Seem to be hearing that same old "charter conversion chit-chatter", arising once again in some segments of the credit union community.
The financial logic supporting a credit union-to-bank charter conversion never has passed "the sniff test" in the past - and still doesn't! But, there are always a few snake oil peddlers willing to "Pssst!" you up a blind alley with claims of a "magic cure" for all that ails your credit union. Most of those "cures" are best suited only for the washing of hogs. Usually just raw greed papered over with a thin veneer of "wink-wink, nod-nod", "please pass the cash".
The goals of a credit union-to-bank charter conversion are always suspect and the results most often turn out to be "pretty ugly" - kind of like trying to crossbreed Lassie with a pit bull! Just not a good idea!

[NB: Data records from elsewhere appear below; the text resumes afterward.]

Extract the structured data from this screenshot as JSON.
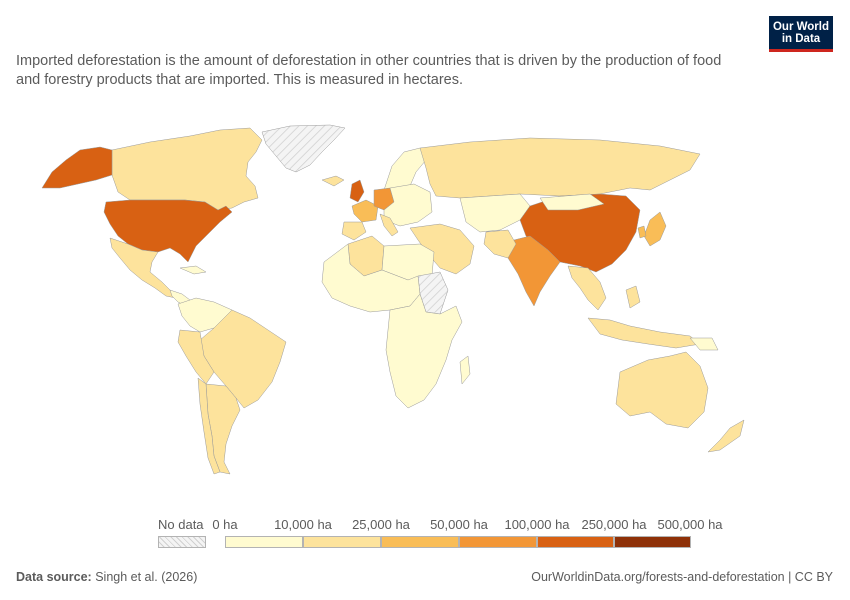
{
  "subtitle": "Imported deforestation is the amount of deforestation in other countries that is driven by the production of food and forestry products that are imported. This is measured in hectares.",
  "logo": {
    "line1": "Our World",
    "line2": "in Data"
  },
  "legend": {
    "no_data_label": "No data",
    "bins": [
      "0 ha",
      "10,000 ha",
      "25,000 ha",
      "50,000 ha",
      "100,000 ha",
      "250,000 ha",
      "500,000 ha"
    ],
    "colors": [
      "#fffbd0",
      "#fde39c",
      "#f9bd57",
      "#f29636",
      "#d86113",
      "#8e3108"
    ],
    "no_data_color": "#eeeeee"
  },
  "footer": {
    "source_label": "Data source:",
    "source": "Singh et al. (2026)",
    "url_license": "OurWorldinData.org/forests-and-deforestation | CC BY"
  }
}
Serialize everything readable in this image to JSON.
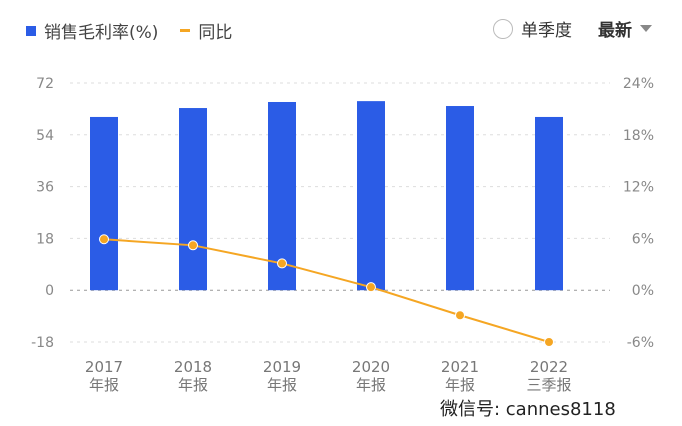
{
  "legend": {
    "bar_label": "销售毛利率(%)",
    "line_label": "同比"
  },
  "controls": {
    "single_quarter": "单季度",
    "latest": "最新"
  },
  "watermark": "微信号: cannes8118",
  "colors": {
    "bar": "#2b5ce6",
    "line": "#f5a623"
  },
  "chart_data": {
    "type": "bar+line",
    "categories": [
      [
        "2017",
        "年报"
      ],
      [
        "2018",
        "年报"
      ],
      [
        "2019",
        "年报"
      ],
      [
        "2020",
        "年报"
      ],
      [
        "2021",
        "年报"
      ],
      [
        "2022",
        "三季报"
      ]
    ],
    "series": [
      {
        "name": "销售毛利率(%)",
        "type": "bar",
        "axis": "left",
        "values": [
          60.2,
          63.3,
          65.4,
          65.7,
          64.0,
          60.2
        ]
      },
      {
        "name": "同比",
        "type": "line",
        "axis": "right",
        "values": [
          5.9,
          5.2,
          3.1,
          0.35,
          -2.9,
          -6.0
        ]
      }
    ],
    "left_axis": {
      "ticks": [
        "72",
        "54",
        "36",
        "18",
        "0",
        "-18"
      ],
      "values": [
        72,
        54,
        36,
        18,
        0,
        -18
      ],
      "ylim": [
        -18,
        72
      ]
    },
    "right_axis": {
      "ticks": [
        "24%",
        "18%",
        "12%",
        "6%",
        "0%",
        "-6%"
      ],
      "values": [
        24,
        18,
        12,
        6,
        0,
        -6
      ],
      "ylim": [
        -6,
        24
      ]
    },
    "grid": "horizontal dashed"
  }
}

Always creates a puppy which will "bite the hand that breeds you"....
So, if you have run out of ideas for your credit union, have loss your energy to lead, and are simply marking time in life...

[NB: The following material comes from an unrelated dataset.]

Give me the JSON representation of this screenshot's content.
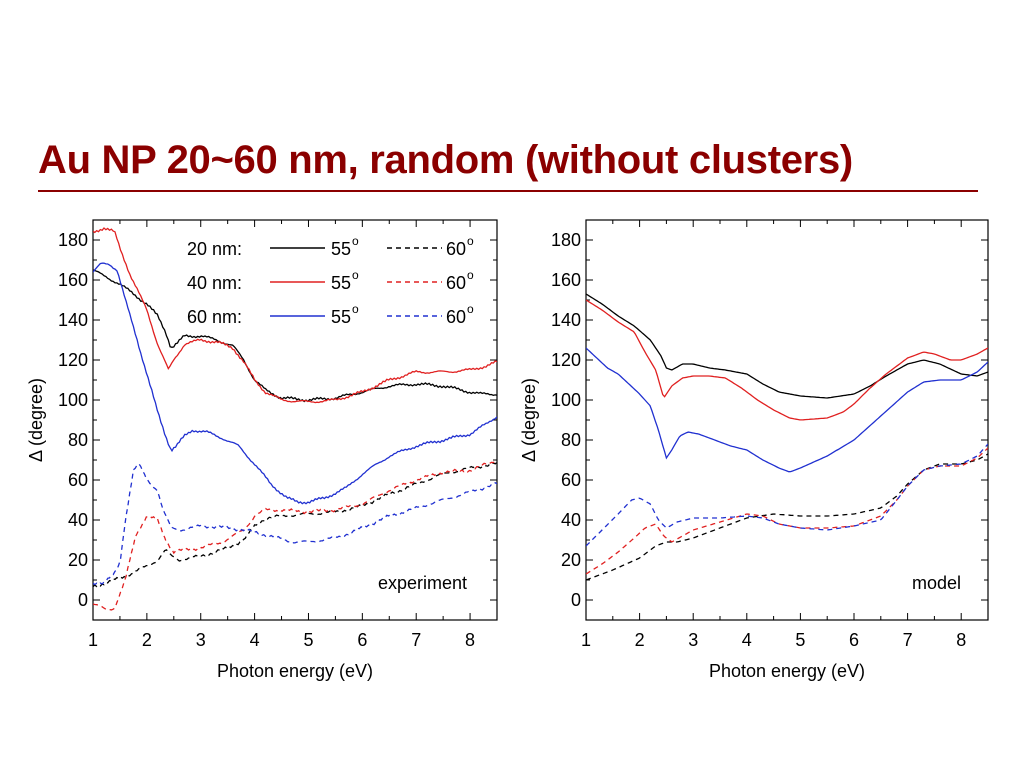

Why don't you just step aside and let a "fresh face" take over?
2 comments:
There should be a mandatory disgorgement of excess capital above what is necessary to be considered well capitalized BONK to members of record on the date of the decision to seek conversion approval. This would remove temptation and assure that no unjust self enrichment is at the bottom of the decision to covert.
The accusation of unjust enrichment alone seems to be a breach of fiduciary duty. What is most alarming to me is that NCUA had to write a regulation several years ago codifying the fiduciary duty of the board members in their decision to recommend a conversion.
C'mon Mr. Blaine, quit spreading the myth of pit bulls as a dangerous breed. All dogs are capable of biting people, including your beloved Lassie. Punish the deed, not the breed!